Director of neighborhood equity team to City Council: ‘Your policies need to catch up with your values’

Irene Aguilar, former state senator and lead of Denver’s Neighborhood Equity and Stabilization Team, poses for a portrait. Sept. 19, 2019. (Kevin J. Beaty/Denverite)

Irene Aguilar, former state senator and lead of Denver’s Neighborhood Equity and Stabilization Team, poses for a portrait. Sept. 19, 2019. (Kevin J. Beaty/Denverite)

Donna Bryson. (Kevin J. Beaty/Denverite)

The city official charged with addressing displacement is questioning whether rules and regulations that affect housing ensure that everyone has a chance to live and thrive in Denver.

During a City Council meeting this week Dr. Irene Aguilar, director of the Neighborhood Equity and Stabilization Team, gave as an example fees that developers can pay instead of building below-market-rate housing.

The linkage fees, which the city uses for affordable housing projects, are “not high enough to encourage people to build affordable housing,” Aguilar said.

“Your policies need to catch up with your values,” she told city council members who sit on the policy committee. “Because they’re not there right now.”

Aguilar’s Neighborhood Equity and Stabilization Team, known as NEST, was created last year in the city government’s economic development department with the goal of helping longtime businesses and residents stay in fast-changing neighborhoods such as Globeville, Elyria-Swansea and much of west Denver. In a booming city, the idea is that longtime residents as well as newcomers should benefit from the economic opportunities and improved infrastructure that come with gentrification.

The city’s Housing Advisory Committee, composed of leaders from the private, nonprofit and government sectors who are concerned with housing, has set studying the linkage fee as a key goal in the coming year as part of an exploration of “additional opportunities to expand and/or leverage the city’s housing investments.” That’s according to an action plan completed yearly to support the Housing an Inclusive Denver five-year plan.

During the committee meeting that Aguilar addressed, several council members picked up on her theme of concern about a possible disconnect between policy and goals expressed in vision documents, chiefly Blueprint Denver, a bulky compendium of guidance on growth that City Council adopted in April.  Blueprint Denver sets a high value on equity, or ensuring the city is economically, socially and racially diverse.

City Councilwoman Amanda Sandoval said she has hired a staffer trained as a planner and has a good relationship with the city planning staff and planning board. But she said she felt constrained by her reading of the criteria that governs votes on rezonings.

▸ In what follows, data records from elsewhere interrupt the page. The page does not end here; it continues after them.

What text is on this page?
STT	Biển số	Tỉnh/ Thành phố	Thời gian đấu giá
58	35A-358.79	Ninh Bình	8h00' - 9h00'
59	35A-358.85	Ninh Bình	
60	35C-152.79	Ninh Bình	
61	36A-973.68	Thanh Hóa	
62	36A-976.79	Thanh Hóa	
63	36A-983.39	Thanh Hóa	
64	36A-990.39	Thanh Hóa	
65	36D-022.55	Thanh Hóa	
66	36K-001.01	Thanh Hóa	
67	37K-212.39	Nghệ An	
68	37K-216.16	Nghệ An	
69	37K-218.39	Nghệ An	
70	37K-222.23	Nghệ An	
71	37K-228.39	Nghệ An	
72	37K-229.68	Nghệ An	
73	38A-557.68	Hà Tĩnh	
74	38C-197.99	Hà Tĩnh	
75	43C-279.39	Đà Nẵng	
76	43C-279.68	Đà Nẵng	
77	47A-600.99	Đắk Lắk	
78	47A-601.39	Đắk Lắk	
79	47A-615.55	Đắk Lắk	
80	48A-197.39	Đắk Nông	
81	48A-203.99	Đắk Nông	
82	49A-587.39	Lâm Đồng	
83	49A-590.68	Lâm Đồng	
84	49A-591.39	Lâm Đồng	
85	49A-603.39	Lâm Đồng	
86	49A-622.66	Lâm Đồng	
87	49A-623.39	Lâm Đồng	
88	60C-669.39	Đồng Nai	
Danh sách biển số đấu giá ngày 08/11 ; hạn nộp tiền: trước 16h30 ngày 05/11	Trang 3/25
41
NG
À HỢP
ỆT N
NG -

“I just feel handcuffed by the system,” she said.

Sandoval’s colleague Paul Kashmann said, “It really feels like it’s time for this council to look at the criteria by which we address zoning.”

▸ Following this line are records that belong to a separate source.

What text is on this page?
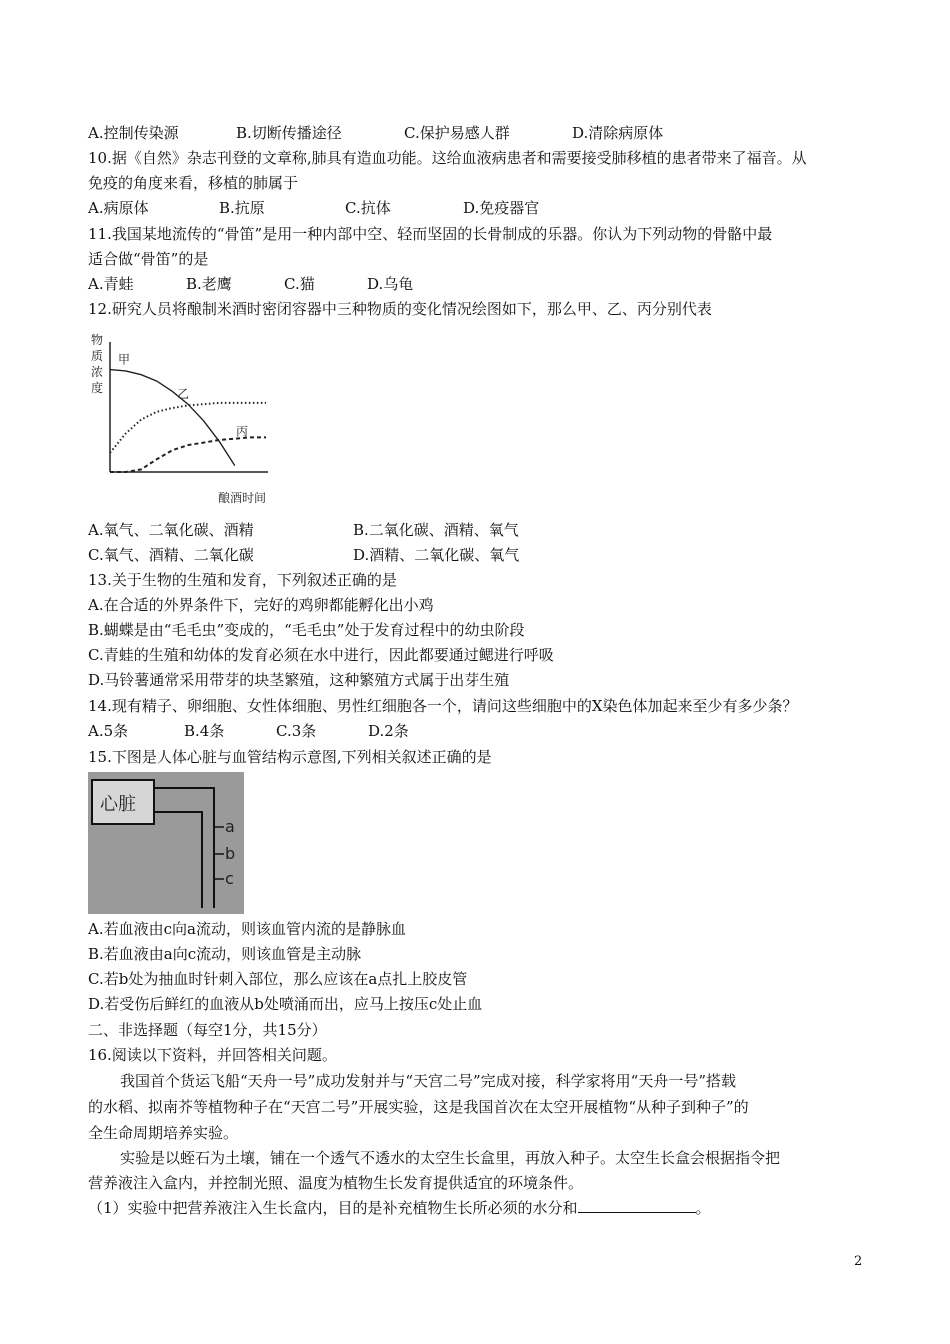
A.控制传染源	B.切断传播途径	C.保护易感人群	D.清除病原体
10.据《自然》杂志刊登的文章称,肺具有造血功能。这给血液病患者和需要接受肺移植的患者带来了福音。从
免疫的角度来看，移植的肺属于
A.病原体	B.抗原	C.抗体	D.免疫器官
11.我国某地流传的“骨笛”是用一种内部中空、轻而坚固的长骨制成的乐器。你认为下列动物的骨骼中最
适合做“骨笛”的是
A.青蛙	B.老鹰	C.猫	D.乌龟
12.研究人员将酿制米酒时密闭容器中三种物质的变化情况绘图如下，那么甲、乙、丙分别代表
物质浓度
甲
乙
丙
酿酒时间
A.氧气、二氧化碳、酒精	B.二氧化碳、酒精、氧气
C.氧气、酒精、二氧化碳	D.酒精、二氧化碳、氧气
13.关于生物的生殖和发育，下列叙述正确的是
A.在合适的外界条件下，完好的鸡卵都能孵化出小鸡
B.蝴蝶是由“毛毛虫”变成的，“毛毛虫”处于发育过程中的幼虫阶段
C.青蛙的生殖和幼体的发育必须在水中进行，因此都要通过鳃进行呼吸
D.马铃薯通常采用带芽的块茎繁殖，这种繁殖方式属于出芽生殖
14.现有精子、卵细胞、女性体细胞、男性红细胞各一个，请问这些细胞中的X染色体加起来至少有多少条？
A.5条	B.4条	C.3条	D.2条
15.下图是人体心脏与血管结构示意图,下列相关叙述正确的是
心脏
a
b
c
A.若血液由c向a流动，则该血管内流的是静脉血
B.若血液由a向c流动，则该血管是主动脉
C.若b处为抽血时针刺入部位，那么应该在a点扎上胶皮管
D.若受伤后鲜红的血液从b处喷涌而出，应马上按压c处止血
二、非选择题（每空1分，共15分）
16.阅读以下资料，并回答相关问题。
我国首个货运飞船“天舟一号”成功发射并与“天宫二号”完成对接，科学家将用“天舟一号”搭载
的水稻、拟南芥等植物种子在“天宫二号”开展实验，这是我国首次在太空开展植物“从种子到种子”的
全生命周期培养实验。
实验是以蛭石为土壤，铺在一个透气不透水的太空生长盒里，再放入种子。太空生长盒会根据指令把
营养液注入盒内，并控制光照、温度为植物生长发育提供适宜的环境条件。
（1）实验中把营养液注入生长盒内，目的是补充植物生长所必须的水分和	。
2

Citywide planning manager Sarah Showalter said in an interview that changing the zoning code would be a lengthy process. But Blueprint Denver and other planning documents, she said, can be deployed now. The first criterion council members are asked to consider when a rezoning is before them is whether the proposed change is consistent with adopted plans such as Blueprint Denver.

Showalter said developers seeking large-scale rezonings are being advised about data such as figures showing specific neighborhoods lack access to fresh food or housing options for people at different income levels. Those seeking rezonings are asked to show how their development plans will address such issues. Planning staff are also pressing developers to commit to building certain percentages of affordable housing, Showalter said.

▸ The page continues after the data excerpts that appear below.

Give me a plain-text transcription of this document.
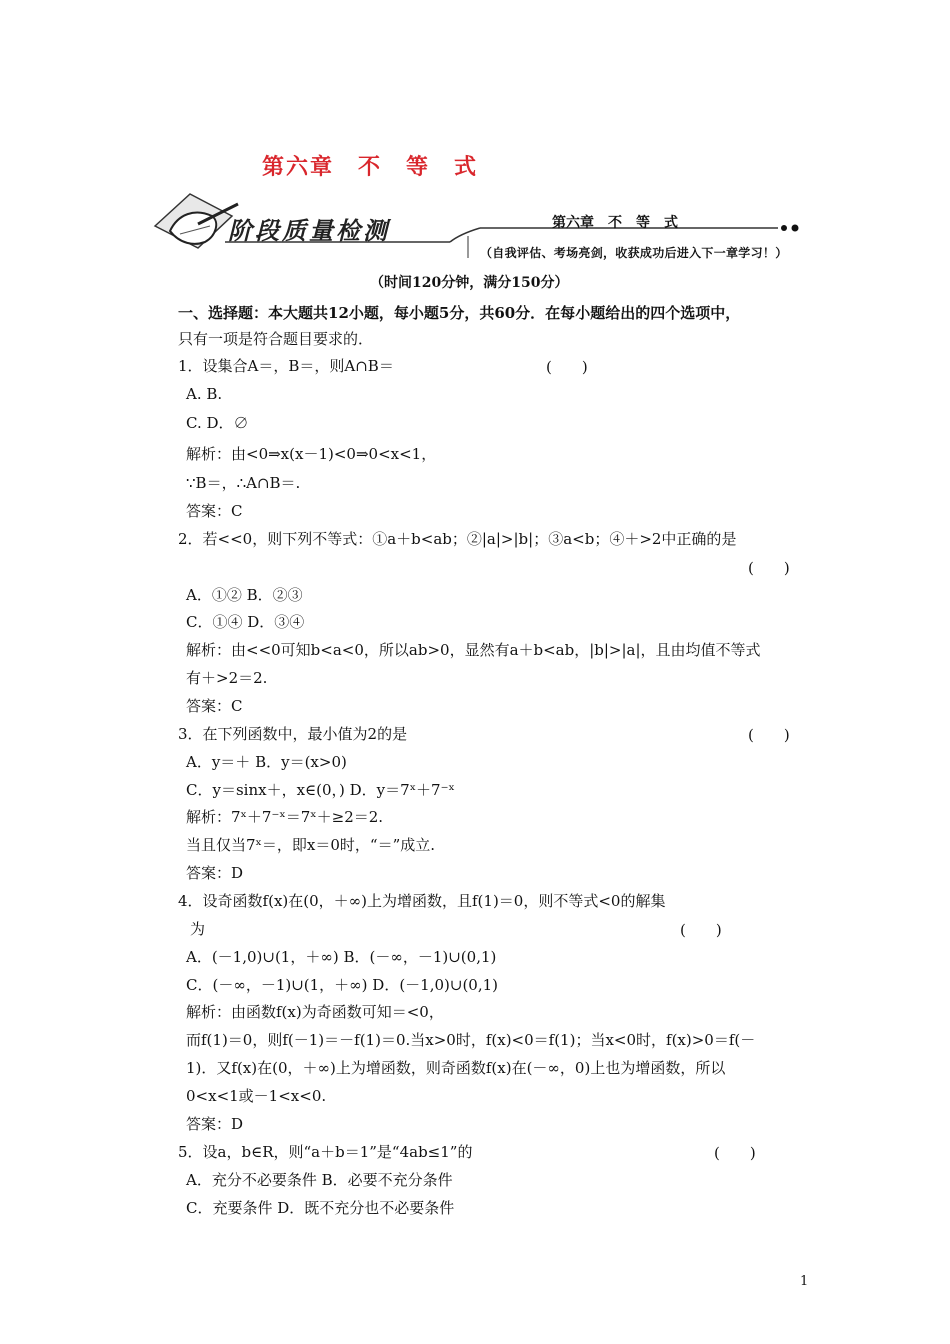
第六章　不　等　式
阶段质量检测	第六章　不　等　式
（自我评估、考场亮剑，收获成功后进入下一章学习！）
（时间120分钟，满分150分）
一、选择题：本大题共12小题，每小题5分，共60分．在每小题给出的四个选项中，
只有一项是符合题目要求的．
1．设集合A＝，B＝，则A∩B＝	(　　)
A. B.
C. D．∅
解析：由<0⇒x(x－1)<0⇒0<x<1，
∵B＝，∴A∩B＝.
答案：C
2．若<<0，则下列不等式：①a＋b<ab；②|a|>|b|；③a<b；④＋>2中正确的是
(　　)
A．①② B．②③
C．①④ D．③④
解析：由<<0可知b<a<0，所以ab>0，显然有a＋b<ab，|b|>|a|，且由均值不等式
有＋>2＝2.
答案：C
3．在下列函数中，最小值为2的是	(　　)
A．y＝＋ B．y＝(x>0)
C．y＝sinx＋，x∈(0，) D．y＝7ˣ＋7⁻ˣ
解析：7ˣ＋7⁻ˣ＝7ˣ＋≥2＝2.
当且仅当7ˣ＝，即x＝0时，“＝”成立.
答案：D
4．设奇函数f(x)在(0，＋∞)上为增函数，且f(1)＝0，则不等式<0的解集
为	(　　)
A．(－1,0)∪(1，＋∞) B．(－∞，－1)∪(0,1)
C．(－∞，－1)∪(1，＋∞) D．(－1,0)∪(0,1)
解析：由函数f(x)为奇函数可知＝<0，
而f(1)＝0，则f(－1)＝－f(1)＝0.当x>0时，f(x)<0＝f(1)；当x<0时，f(x)>0＝f(－
1)．又f(x)在(0，＋∞)上为增函数，则奇函数f(x)在(－∞，0)上也为增函数，所以
0<x<1或－1<x<0.
答案：D
5．设a，b∈R，则“a＋b＝1”是“4ab≤1”的	(　　)
A．充分不必要条件 B．必要不充分条件
C．充要条件 D．既不充分也不必要条件
1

“We’re hoping that having these more data-driven conversations for these larger sites will help us get better outcomes,” she said.

She said the process is in its early stages and it may be some time before requests informed by such conversations reach the stage of a rezoning measure up for a council vote.

Showalter said planning staff has been meeting with council members to brief them on the possibilities presented by Blueprint Denver but had only reached two before the policy committee meeting at which Aguilar spoke.

Stacie Gilmore, who chairs the committee, called Kirsten Crawford to address the meeting after Aguilar gave her briefing. Crawford, the legislative council from the city attorney’s office, regularly attends council meetings.

“A no vote is perfectly acceptable based on criteria,” Crawford advised council members during the meeting.

Councilwoman Gilmore suggested during the meeting that a workshop could be held bringing together all council members, Planning Board members, planning staff and perhaps members of the public to discuss the concerns Aguilar raised. Showalter said planning staff was open to that idea.